Occurrence and cycle of dimethyl sulfide in the western Pacific Ocean

Abstract

AbstractOceanic production and occurrence of dimethyl sulfide (DMS) and its subsequent ventilation to the atmosphere significantly contribute to the global sulfur cycle and impact the climate regulation. Spatial distributions of DMS, dimethylsulfoniopropionate (DMSP, precursor of DMS), and dimethyl sulfoxide (DMSO, oxidation product of DMS), production and removal processes of DMS (including biological production, microbial consumption, photo‐degradation, and sea‐to‐air exchange), and biogenic contributions to the atmospheric sulfate burden were simultaneously studied in the western Pacific Ocean during winter. Sea surface DMS, DMSP, and DMSO were strongly correlated and had similar distribution patterns. The DMS photo‐degradation efficiency ratio (normalized using incident photon flux density) for ultraviolet B radiation (UVB): ultraviolet A radiation (UVA): photosynthetically active radiation (PAR) was 391: 36: 1. However, considering the solar spectral composition, the actual contributions of UVB, UVA, and PAR to DMS photo‐degradation in surface waters were 40.6% ± 10.7%, 41.2% ± 15.6%, and 18.2% ± 7.2%, respectively.

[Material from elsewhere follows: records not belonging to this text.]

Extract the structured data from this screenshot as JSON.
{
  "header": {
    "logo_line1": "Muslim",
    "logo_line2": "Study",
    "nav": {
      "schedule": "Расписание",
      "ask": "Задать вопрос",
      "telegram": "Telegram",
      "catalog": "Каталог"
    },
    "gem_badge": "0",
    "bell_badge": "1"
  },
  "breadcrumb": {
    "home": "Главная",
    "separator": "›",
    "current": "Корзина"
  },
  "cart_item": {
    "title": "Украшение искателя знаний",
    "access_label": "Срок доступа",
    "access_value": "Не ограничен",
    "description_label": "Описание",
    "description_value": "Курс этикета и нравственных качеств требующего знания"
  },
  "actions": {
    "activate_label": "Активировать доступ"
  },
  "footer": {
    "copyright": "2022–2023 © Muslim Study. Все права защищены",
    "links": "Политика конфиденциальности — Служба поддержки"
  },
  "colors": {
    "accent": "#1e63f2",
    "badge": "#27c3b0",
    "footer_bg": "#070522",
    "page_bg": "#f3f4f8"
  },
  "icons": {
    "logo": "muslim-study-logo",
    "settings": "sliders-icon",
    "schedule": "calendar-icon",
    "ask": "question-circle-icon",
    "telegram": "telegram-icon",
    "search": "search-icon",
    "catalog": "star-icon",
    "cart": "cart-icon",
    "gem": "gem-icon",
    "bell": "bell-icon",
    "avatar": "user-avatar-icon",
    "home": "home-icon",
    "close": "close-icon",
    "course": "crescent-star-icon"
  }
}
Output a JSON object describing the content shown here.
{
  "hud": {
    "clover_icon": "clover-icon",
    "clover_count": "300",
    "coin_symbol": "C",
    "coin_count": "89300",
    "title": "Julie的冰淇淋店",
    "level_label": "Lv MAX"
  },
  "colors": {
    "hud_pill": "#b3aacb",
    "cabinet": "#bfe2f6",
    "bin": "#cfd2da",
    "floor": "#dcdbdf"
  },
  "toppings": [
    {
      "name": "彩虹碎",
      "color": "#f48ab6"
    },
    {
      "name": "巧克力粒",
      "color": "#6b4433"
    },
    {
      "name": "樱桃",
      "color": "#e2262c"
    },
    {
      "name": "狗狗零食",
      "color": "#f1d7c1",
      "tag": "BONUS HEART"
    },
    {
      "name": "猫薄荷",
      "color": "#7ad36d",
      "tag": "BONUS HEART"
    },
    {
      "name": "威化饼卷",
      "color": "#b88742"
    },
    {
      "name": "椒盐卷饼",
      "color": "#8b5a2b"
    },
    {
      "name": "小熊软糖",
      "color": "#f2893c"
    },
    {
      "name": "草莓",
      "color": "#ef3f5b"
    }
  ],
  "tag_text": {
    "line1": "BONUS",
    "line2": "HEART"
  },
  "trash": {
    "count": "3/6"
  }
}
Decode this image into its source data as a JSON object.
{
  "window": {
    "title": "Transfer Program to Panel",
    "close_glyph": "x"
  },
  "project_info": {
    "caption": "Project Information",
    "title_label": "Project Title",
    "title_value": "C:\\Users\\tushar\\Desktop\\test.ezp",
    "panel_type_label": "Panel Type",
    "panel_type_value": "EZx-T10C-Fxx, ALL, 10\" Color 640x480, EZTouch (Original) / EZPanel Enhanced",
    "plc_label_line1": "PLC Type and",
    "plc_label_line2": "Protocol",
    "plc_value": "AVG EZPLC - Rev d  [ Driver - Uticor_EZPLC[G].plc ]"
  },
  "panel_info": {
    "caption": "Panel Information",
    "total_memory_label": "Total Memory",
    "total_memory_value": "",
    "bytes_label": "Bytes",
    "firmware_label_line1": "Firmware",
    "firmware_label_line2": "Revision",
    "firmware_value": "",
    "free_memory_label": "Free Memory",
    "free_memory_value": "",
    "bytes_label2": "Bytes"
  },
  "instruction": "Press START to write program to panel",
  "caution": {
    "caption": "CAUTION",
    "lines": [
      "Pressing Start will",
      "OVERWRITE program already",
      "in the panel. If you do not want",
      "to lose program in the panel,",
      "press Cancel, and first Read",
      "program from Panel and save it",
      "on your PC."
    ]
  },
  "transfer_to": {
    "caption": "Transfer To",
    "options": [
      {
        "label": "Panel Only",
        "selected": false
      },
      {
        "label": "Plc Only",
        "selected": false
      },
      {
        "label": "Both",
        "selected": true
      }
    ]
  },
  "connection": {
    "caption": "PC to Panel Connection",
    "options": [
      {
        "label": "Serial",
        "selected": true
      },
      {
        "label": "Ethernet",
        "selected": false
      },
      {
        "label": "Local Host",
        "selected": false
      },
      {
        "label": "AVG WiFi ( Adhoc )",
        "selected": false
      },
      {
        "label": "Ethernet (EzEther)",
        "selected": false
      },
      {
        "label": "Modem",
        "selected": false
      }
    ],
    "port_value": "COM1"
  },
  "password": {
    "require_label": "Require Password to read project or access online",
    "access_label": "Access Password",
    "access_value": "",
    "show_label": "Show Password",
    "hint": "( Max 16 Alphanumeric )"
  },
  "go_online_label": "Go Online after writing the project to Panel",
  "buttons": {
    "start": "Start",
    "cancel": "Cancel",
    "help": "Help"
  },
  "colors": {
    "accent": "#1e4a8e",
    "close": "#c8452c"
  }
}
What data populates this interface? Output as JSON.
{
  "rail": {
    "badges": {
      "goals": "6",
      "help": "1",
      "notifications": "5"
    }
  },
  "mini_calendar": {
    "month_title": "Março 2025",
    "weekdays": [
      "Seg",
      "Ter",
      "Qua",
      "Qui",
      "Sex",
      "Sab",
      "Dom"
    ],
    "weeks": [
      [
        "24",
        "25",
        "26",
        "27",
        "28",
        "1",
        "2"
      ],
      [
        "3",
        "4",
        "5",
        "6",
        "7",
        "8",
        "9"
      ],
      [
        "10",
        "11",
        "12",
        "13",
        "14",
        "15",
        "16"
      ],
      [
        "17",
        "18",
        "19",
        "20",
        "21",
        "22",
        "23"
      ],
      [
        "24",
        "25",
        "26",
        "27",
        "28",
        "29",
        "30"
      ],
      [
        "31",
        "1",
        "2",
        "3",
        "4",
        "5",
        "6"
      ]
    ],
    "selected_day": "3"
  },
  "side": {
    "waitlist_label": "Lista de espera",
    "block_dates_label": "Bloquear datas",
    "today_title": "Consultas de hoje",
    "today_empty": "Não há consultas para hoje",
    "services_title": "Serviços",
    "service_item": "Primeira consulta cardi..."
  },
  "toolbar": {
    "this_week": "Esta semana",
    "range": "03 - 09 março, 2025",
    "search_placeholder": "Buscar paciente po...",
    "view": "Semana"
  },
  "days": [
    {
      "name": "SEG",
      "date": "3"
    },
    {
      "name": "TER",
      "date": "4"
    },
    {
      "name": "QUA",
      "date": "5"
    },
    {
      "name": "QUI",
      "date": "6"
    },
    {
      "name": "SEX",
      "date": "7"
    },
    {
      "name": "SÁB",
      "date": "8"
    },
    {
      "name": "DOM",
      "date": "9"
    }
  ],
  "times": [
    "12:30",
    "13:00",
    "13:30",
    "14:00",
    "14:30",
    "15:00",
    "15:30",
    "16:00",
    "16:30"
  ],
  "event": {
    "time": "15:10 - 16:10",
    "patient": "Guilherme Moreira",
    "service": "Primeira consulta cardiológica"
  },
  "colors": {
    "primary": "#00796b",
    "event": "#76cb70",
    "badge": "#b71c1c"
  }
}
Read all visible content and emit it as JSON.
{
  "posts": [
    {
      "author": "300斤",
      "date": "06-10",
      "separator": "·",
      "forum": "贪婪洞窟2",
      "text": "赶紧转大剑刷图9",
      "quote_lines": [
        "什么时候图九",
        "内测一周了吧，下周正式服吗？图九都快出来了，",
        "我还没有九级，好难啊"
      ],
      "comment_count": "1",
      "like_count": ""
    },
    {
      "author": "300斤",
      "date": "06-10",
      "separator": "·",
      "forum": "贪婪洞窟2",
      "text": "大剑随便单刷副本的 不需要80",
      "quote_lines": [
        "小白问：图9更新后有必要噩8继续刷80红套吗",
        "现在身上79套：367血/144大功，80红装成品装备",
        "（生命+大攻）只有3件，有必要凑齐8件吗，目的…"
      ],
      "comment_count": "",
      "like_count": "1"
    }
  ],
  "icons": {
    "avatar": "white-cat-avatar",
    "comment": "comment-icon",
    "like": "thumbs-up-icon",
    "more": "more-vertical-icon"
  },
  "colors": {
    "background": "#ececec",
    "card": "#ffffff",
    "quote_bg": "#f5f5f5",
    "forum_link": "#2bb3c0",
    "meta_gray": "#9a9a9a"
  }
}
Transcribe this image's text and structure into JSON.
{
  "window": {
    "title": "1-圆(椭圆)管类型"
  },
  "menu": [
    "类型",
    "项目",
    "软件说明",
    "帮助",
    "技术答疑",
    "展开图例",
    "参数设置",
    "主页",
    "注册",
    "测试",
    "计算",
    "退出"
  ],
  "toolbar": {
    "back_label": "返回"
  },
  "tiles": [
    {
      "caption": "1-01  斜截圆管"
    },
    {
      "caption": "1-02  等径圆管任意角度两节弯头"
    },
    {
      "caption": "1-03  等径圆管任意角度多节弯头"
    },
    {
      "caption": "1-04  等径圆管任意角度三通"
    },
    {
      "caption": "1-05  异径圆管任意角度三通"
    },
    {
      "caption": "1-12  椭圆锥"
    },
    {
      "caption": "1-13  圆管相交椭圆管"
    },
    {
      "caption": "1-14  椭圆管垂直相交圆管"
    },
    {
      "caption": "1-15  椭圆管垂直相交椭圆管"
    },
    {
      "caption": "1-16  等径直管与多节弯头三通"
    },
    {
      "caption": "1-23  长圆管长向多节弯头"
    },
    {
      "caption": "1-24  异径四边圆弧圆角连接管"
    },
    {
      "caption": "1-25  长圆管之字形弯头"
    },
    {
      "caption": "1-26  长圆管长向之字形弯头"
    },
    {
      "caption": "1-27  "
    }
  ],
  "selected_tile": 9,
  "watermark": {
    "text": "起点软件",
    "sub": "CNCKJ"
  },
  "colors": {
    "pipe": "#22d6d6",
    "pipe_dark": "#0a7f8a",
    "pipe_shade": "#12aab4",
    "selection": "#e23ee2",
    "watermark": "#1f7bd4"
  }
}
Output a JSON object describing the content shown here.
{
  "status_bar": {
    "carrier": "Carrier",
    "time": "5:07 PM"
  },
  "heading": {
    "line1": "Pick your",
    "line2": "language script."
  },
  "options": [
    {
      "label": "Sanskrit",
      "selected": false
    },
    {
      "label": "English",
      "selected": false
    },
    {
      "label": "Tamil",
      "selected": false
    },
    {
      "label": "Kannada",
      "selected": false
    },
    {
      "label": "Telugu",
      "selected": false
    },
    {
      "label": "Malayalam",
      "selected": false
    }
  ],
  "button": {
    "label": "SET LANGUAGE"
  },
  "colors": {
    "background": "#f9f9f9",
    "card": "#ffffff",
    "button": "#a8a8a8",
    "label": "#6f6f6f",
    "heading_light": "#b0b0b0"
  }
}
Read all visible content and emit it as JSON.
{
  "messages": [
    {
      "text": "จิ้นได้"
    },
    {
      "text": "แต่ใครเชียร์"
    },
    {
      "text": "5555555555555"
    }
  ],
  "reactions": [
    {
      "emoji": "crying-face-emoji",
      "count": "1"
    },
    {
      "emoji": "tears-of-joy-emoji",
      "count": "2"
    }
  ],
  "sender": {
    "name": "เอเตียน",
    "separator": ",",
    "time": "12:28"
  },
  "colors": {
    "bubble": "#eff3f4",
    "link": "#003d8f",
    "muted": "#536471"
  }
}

When integrated across the entire mixed layer, UVA and PAR became the dominant drivers, accounting for 45.2% ± 18.0% and 38.0% ± 17.3% of DMS photo‐degradation, respectively, as UVB was significantly attenuated in seawater. The DMS budget of the entire mixed layer indicated that microbial consumption, photo‐degradation, and ventilation accounted for about 74.3% ± 11.9%, 19.3% ± 9.3%, and 6.5% ± 4.0% of total DMS removal, respectively. Even if ventilation was a minor DMS removal pathway, DMS emissions still contributed approximately 45.2% ± 25.6% of the atmospheric non‐sea‐salt sulfate burden over the western Pacific Ocean.